Bruno H. Zimm

Bruno Hasbrouck Zimm ( born October 31, 1920 in Kingston ( New York), † 26 November, 2005 La Jolla ) was an American chemist who dealt with physical chemistry of polymers and proteins and DNA.

Life

Zimm studied at Columbia University with a bachelor's degree in 1941, her Master's degree in 1943 and his doctorate in 1944 with Joseph E. Mayer. After that, he was instructor at the Polytechnic Institute of Brooklyn in Hermann F. Mark and from 1946 at the University of California, Berkeley, where he studied with light scattering and the Zimm plot introduced. At Berkeley, he was Assistant Professor and Associate Professor from 1950 to 1952. 1951-1960 he was. At the research laboratories of General Electric in Schenectady From 1960, he had a full professorship at the University of California, San Diego. In 1991 he retired.
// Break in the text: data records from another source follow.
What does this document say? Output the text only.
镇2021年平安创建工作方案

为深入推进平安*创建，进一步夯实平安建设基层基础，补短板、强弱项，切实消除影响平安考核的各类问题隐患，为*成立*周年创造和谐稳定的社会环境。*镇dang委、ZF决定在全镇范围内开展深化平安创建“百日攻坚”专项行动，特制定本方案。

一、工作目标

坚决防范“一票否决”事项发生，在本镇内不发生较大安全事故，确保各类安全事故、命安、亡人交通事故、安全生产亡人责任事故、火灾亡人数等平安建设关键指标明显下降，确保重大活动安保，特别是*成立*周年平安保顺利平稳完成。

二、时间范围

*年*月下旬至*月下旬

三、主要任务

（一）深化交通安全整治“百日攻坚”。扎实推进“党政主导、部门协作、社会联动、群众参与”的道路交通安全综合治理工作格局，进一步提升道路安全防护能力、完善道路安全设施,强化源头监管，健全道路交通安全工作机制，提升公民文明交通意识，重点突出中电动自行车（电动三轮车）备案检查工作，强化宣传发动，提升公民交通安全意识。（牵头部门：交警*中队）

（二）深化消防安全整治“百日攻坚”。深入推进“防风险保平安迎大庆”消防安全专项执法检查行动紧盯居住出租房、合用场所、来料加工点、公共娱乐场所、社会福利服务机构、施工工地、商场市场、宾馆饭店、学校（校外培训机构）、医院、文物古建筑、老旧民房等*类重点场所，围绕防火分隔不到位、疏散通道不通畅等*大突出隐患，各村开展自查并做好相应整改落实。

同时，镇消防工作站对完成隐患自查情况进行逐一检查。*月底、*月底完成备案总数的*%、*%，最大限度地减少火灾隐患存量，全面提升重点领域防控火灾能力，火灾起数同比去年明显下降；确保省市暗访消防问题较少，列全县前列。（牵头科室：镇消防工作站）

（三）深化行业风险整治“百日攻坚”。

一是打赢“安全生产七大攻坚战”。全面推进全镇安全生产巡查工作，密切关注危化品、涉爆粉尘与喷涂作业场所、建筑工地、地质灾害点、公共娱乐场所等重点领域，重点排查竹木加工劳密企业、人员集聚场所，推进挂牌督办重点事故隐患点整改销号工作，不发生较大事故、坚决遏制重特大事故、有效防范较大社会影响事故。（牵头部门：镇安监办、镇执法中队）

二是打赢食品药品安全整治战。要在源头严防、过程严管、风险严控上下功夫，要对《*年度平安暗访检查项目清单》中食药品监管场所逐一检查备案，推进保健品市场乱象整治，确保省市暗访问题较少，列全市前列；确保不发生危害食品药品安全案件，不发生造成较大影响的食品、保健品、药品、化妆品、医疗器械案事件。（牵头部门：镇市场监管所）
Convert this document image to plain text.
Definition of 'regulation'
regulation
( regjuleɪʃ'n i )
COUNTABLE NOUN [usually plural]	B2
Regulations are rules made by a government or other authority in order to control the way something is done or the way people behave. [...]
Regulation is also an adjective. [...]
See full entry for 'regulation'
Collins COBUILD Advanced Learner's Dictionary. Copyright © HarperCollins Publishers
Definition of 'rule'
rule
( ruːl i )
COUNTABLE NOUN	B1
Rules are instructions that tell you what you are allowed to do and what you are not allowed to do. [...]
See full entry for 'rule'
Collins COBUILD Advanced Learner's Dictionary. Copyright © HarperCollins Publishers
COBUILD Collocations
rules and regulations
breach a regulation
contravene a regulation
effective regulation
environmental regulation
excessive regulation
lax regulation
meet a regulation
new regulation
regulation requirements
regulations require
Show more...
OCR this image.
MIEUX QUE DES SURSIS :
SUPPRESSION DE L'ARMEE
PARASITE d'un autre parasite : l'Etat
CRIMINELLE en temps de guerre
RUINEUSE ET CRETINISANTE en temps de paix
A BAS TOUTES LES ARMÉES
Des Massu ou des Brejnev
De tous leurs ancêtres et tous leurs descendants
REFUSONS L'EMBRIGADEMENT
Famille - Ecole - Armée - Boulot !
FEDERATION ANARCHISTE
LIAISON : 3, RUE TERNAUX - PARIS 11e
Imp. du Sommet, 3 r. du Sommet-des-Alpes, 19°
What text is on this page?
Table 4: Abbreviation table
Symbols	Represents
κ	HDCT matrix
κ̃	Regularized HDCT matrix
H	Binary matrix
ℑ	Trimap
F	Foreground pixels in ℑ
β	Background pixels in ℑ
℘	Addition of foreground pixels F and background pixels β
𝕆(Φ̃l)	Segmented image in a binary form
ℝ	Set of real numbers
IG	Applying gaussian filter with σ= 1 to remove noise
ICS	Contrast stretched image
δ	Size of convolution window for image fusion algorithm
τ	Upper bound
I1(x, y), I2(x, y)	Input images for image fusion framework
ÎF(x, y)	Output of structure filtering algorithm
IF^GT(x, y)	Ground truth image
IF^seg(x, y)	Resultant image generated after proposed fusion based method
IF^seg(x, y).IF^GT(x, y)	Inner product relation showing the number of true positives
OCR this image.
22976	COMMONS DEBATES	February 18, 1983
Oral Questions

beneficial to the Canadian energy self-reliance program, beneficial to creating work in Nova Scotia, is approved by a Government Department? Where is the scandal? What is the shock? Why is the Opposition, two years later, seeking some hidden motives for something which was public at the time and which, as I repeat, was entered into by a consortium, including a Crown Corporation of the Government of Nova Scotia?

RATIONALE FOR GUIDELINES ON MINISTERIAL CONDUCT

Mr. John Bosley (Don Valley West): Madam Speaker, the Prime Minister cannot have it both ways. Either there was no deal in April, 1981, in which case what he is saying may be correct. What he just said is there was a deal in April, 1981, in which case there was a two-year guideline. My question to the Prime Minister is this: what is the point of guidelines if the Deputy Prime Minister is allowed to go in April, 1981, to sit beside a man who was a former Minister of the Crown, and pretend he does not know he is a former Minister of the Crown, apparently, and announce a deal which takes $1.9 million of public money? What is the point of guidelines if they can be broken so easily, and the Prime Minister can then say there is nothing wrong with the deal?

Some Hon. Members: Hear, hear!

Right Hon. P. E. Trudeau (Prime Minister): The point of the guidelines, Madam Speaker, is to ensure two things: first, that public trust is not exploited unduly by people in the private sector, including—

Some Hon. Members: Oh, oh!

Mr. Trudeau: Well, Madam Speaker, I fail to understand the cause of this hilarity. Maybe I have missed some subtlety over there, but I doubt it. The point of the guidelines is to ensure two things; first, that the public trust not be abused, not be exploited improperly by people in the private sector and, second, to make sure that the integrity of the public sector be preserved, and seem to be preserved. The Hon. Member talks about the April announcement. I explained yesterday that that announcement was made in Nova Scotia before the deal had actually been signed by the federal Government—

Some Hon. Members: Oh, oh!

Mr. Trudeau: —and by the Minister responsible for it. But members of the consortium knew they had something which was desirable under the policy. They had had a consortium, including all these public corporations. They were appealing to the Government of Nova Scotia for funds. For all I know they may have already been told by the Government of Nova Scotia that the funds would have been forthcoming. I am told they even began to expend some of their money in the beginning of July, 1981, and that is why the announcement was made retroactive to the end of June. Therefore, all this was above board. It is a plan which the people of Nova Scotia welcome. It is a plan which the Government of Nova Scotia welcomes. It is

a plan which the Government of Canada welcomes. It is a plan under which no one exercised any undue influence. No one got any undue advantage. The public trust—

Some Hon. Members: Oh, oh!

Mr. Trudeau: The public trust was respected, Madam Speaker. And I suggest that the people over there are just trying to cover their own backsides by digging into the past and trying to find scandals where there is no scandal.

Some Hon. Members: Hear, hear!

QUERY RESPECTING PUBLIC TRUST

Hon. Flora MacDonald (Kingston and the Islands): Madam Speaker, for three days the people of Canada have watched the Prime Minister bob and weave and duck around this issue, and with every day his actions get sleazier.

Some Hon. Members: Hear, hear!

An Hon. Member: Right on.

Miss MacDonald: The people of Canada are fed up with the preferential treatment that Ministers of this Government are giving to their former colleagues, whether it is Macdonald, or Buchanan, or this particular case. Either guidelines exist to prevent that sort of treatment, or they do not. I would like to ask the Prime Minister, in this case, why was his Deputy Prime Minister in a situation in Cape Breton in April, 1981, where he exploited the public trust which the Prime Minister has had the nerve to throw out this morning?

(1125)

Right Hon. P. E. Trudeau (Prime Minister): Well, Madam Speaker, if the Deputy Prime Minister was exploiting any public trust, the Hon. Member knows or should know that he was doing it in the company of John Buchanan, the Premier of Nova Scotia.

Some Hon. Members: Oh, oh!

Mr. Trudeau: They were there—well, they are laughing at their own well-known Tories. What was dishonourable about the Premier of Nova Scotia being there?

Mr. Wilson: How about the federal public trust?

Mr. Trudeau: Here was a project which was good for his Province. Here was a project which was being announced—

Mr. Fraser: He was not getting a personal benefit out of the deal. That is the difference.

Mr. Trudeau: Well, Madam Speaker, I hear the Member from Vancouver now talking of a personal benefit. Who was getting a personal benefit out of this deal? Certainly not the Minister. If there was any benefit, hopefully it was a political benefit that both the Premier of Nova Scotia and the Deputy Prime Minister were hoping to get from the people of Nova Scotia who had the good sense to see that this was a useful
1950/51 he was a visiting professor at Harvard University and in 1960 at Yale University. Most recently, he was scientific adviser to the Wyatt Technology Corporation.

Work

Zimm worked both experimentally and theoretically. From his education at Mayer ago he had a focus in statistical mechanics. During his time with Mark Herman at the Polytechnic Institute in Brooklyn, he developed the Zimm plot, which makes it possible to light scattering at the same molecular weight and shape ( via the second virial coefficient and the radius of gyration ) to determine of polymers. In its release in 1948, he also gave the same to the design principles (including electronic schematics ) of a new photometer. His interest in light scattering was developed during the Second World War, when he worked at an organization with the military issues project on light scattering of smoke, where he used the Einstein - Smoluchowski theory. Once they heard that Peter Debye in a still unpublished work molecular weights of polymers with specific light scattering, turned Zimm and his colleague Paul Doty ( also a PhD student of Mayer) on polymers of this ..

The Zimm model (see Rouse model) for the dynamics of the polymer was introduced from it 1956. The Zimm- Bragg model was published by Zimm and JK Bragg in 1959 and describes in statistical mechanics the transition of a protein into a helical structure. It corresponds to a one-dimensional Ising model. In 1960, he developed a theory of melting of DNA helices.

From about 1960 he worked on physical chemistry of DNA. To measure the length of DNA molecules he developed in the 1960s, a viscometer with a rotating cylinders. So that it could determine the correct length values ​​first in the DNA of the phage, E. coli, and then by finally chromosomes of Drosophila. He also studied the diffusion of DNA in gel electrophoresis and interaction of DNA with the ion background in solution.

Honors and Memberships

He was a member of the National Academy of Sciences and the American Academy of Arts and Sciences.